Think of it like functions in code. You wouldn't hand a developer a generic httpClient and say "integrate with the payment provider." You'd build a PaymentService that uses httpClient internally but exposes a domain-specific interface. Same principle: the step-specific skill is the interface the developer interacts with. General capabilities are implementation details underneath.

Step-tailored skill: "Investigate 3rd party docs"
  ├── uses: MCP search (general capability)
  ├── uses: Document summarizer (general capability)
  └── adds: Team-specific filters, known doc locations,
            output format matching the design doc template

Why This Works Better Than Documentation

The traditional approach: write a wiki page called "How to Integrate with External Systems" that covers all of this. The page exists. It's thorough. Nobody reads it.

The skills approach changes the dynamic in three ways:

Contextual activation. The skill knows which step you're on and gives you exactly what's relevant. No scrolling through a 15-page document to find the paragraph that applies to your situation.

Reduced cognitive load. The developer doesn't need to remember the process. The skill guides them through it. Mental energy goes toward the actual problem - understanding the external system - not toward remembering what to check next.

Protection against omissions. Didn't do a follow-up? The skill reminds you. Missed a stakeholder? The skill surfaces them. Forgot the checklist exists? The skill pulls it up automatically. Documentation can tell you what to do. Skills make sure you actually do it.

How to Start

You don't need to skill-ify your entire team's workflow on day one. Here's a practical starting point:

1. Identify your top 3 recurring task types. Not the unique, creative work - the patterns. "Every quarter we do X." "Every new client requires Y." These are your candidates.

2. Map the workflow for the most painful one. Write out the steps. Be specific. "Implement feature" is not a step - "investigate API docs, set up auth, write adapter layer" are steps.

3. Find the step where people get stuck most often. Ask your team. It's usually not the coding step. It's usually research, communication, or "I didn't know X existed."

4. Build one skill for that step. Just one. Make it genuinely useful. Make it faster than figuring it out alone.

5. Measure the before and after. Not just time saved - also errors avoided, follow-ups that actually happened, stakeholders that weren't missed.

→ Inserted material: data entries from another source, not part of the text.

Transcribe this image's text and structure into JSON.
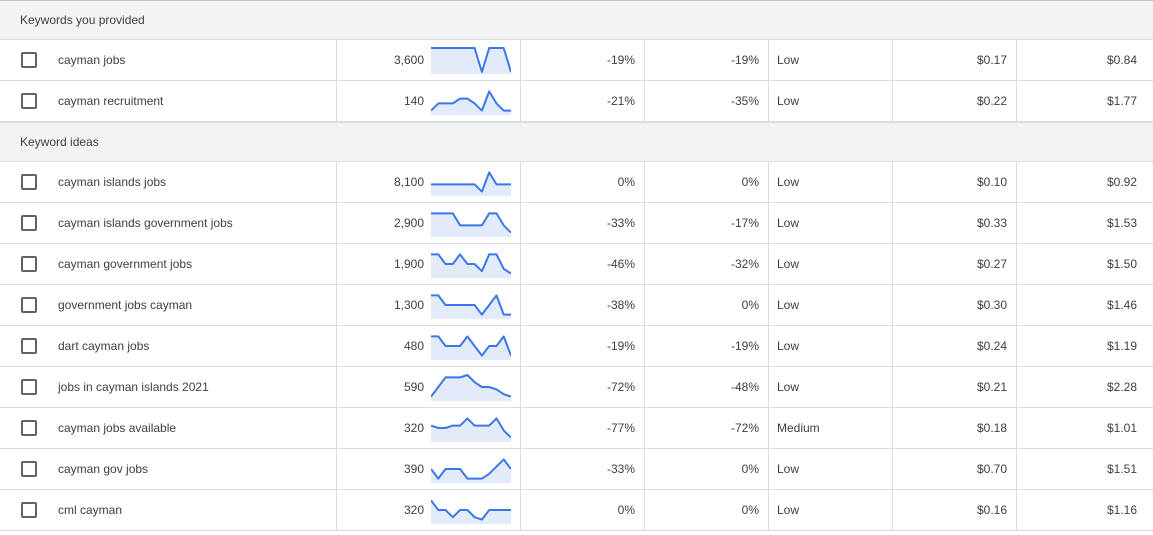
{
  "groups": [
    {
      "title": "Keywords you provided",
      "rows": [
        {
          "keyword": "cayman jobs",
          "volume": "3,600",
          "trend": [
            1,
            1,
            1,
            1,
            1,
            1,
            1,
            0,
            1,
            1,
            1,
            0
          ],
          "three_month": "-19%",
          "yoy": "-19%",
          "competition": "Low",
          "bid_low": "$0.17",
          "bid_high": "$0.84"
        },
        {
          "keyword": "cayman recruitment",
          "volume": "140",
          "trend": [
            0.1,
            0.4,
            0.4,
            0.4,
            0.6,
            0.6,
            0.4,
            0.1,
            0.9,
            0.4,
            0.1,
            0.1
          ],
          "three_month": "-21%",
          "yoy": "-35%",
          "competition": "Low",
          "bid_low": "$0.22",
          "bid_high": "$1.77"
        }
      ]
    },
    {
      "title": "Keyword ideas",
      "rows": [
        {
          "keyword": "cayman islands jobs",
          "volume": "8,100",
          "trend": [
            0.4,
            0.4,
            0.4,
            0.4,
            0.4,
            0.4,
            0.4,
            0.1,
            0.9,
            0.4,
            0.4,
            0.4
          ],
          "three_month": "0%",
          "yoy": "0%",
          "competition": "Low",
          "bid_low": "$0.10",
          "bid_high": "$0.92"
        },
        {
          "keyword": "cayman islands government jobs",
          "volume": "2,900",
          "trend": [
            0.9,
            0.9,
            0.9,
            0.9,
            0.4,
            0.4,
            0.4,
            0.4,
            0.9,
            0.9,
            0.4,
            0.1
          ],
          "three_month": "-33%",
          "yoy": "-17%",
          "competition": "Low",
          "bid_low": "$0.33",
          "bid_high": "$1.53"
        },
        {
          "keyword": "cayman government jobs",
          "volume": "1,900",
          "trend": [
            0.9,
            0.9,
            0.5,
            0.5,
            0.9,
            0.5,
            0.5,
            0.2,
            0.9,
            0.9,
            0.3,
            0.1
          ],
          "three_month": "-46%",
          "yoy": "-32%",
          "competition": "Low",
          "bid_low": "$0.27",
          "bid_high": "$1.50"
        },
        {
          "keyword": "government jobs cayman",
          "volume": "1,300",
          "trend": [
            0.9,
            0.9,
            0.5,
            0.5,
            0.5,
            0.5,
            0.5,
            0.1,
            0.5,
            0.9,
            0.1,
            0.1
          ],
          "three_month": "-38%",
          "yoy": "0%",
          "competition": "Low",
          "bid_low": "$0.30",
          "bid_high": "$1.46"
        },
        {
          "keyword": "dart cayman jobs",
          "volume": "480",
          "trend": [
            0.9,
            0.9,
            0.5,
            0.5,
            0.5,
            0.9,
            0.5,
            0.1,
            0.5,
            0.5,
            0.9,
            0.1
          ],
          "three_month": "-19%",
          "yoy": "-19%",
          "competition": "Low",
          "bid_low": "$0.24",
          "bid_high": "$1.19"
        },
        {
          "keyword": "jobs in cayman islands 2021",
          "volume": "590",
          "trend": [
            0.1,
            0.5,
            0.9,
            0.9,
            0.9,
            1.0,
            0.7,
            0.5,
            0.5,
            0.4,
            0.2,
            0.1
          ],
          "three_month": "-72%",
          "yoy": "-48%",
          "competition": "Low",
          "bid_low": "$0.21",
          "bid_high": "$2.28"
        },
        {
          "keyword": "cayman jobs available",
          "volume": "320",
          "trend": [
            0.6,
            0.5,
            0.5,
            0.6,
            0.6,
            0.9,
            0.6,
            0.6,
            0.6,
            0.9,
            0.4,
            0.1
          ],
          "three_month": "-77%",
          "yoy": "-72%",
          "competition": "Medium",
          "bid_low": "$0.18",
          "bid_high": "$1.01"
        },
        {
          "keyword": "cayman gov jobs",
          "volume": "390",
          "trend": [
            0.5,
            0.1,
            0.5,
            0.5,
            0.5,
            0.1,
            0.1,
            0.1,
            0.3,
            0.6,
            0.9,
            0.5
          ],
          "three_month": "-33%",
          "yoy": "0%",
          "competition": "Low",
          "bid_low": "$0.70",
          "bid_high": "$1.51"
        },
        {
          "keyword": "cml cayman",
          "volume": "320",
          "trend": [
            0.9,
            0.5,
            0.5,
            0.2,
            0.5,
            0.5,
            0.2,
            0.1,
            0.5,
            0.5,
            0.5,
            0.5
          ],
          "three_month": "0%",
          "yoy": "0%",
          "competition": "Low",
          "bid_low": "$0.16",
          "bid_high": "$1.16"
        }
      ]
    }
  ],
  "colors": {
    "sparkline_line": "#3b78e7",
    "sparkline_fill": "#e3ebfa",
    "group_background": "#f1f3f4",
    "grid_line": "#dadce0"
  }
}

Once one skill proves its value, The Skill Layer sells itself. People will start asking "can we have a skill for step Y too?"

The Bigger Picture

The Skill Layer - Task, Workflow, Step, Skill - isn't just about making AI useful for engineering teams. It's a way of thinking about how AI integrates into any structured work.

The teams that will get the most out of AI aren't the ones with the best models or the most expensive tools. They're the ones that did the hard work of understanding their own workflows deeply enough to know where AI should plug in - and then built skills that make it invisible.

Because the best AI integration is the one nobody notices. They just notice that things work better.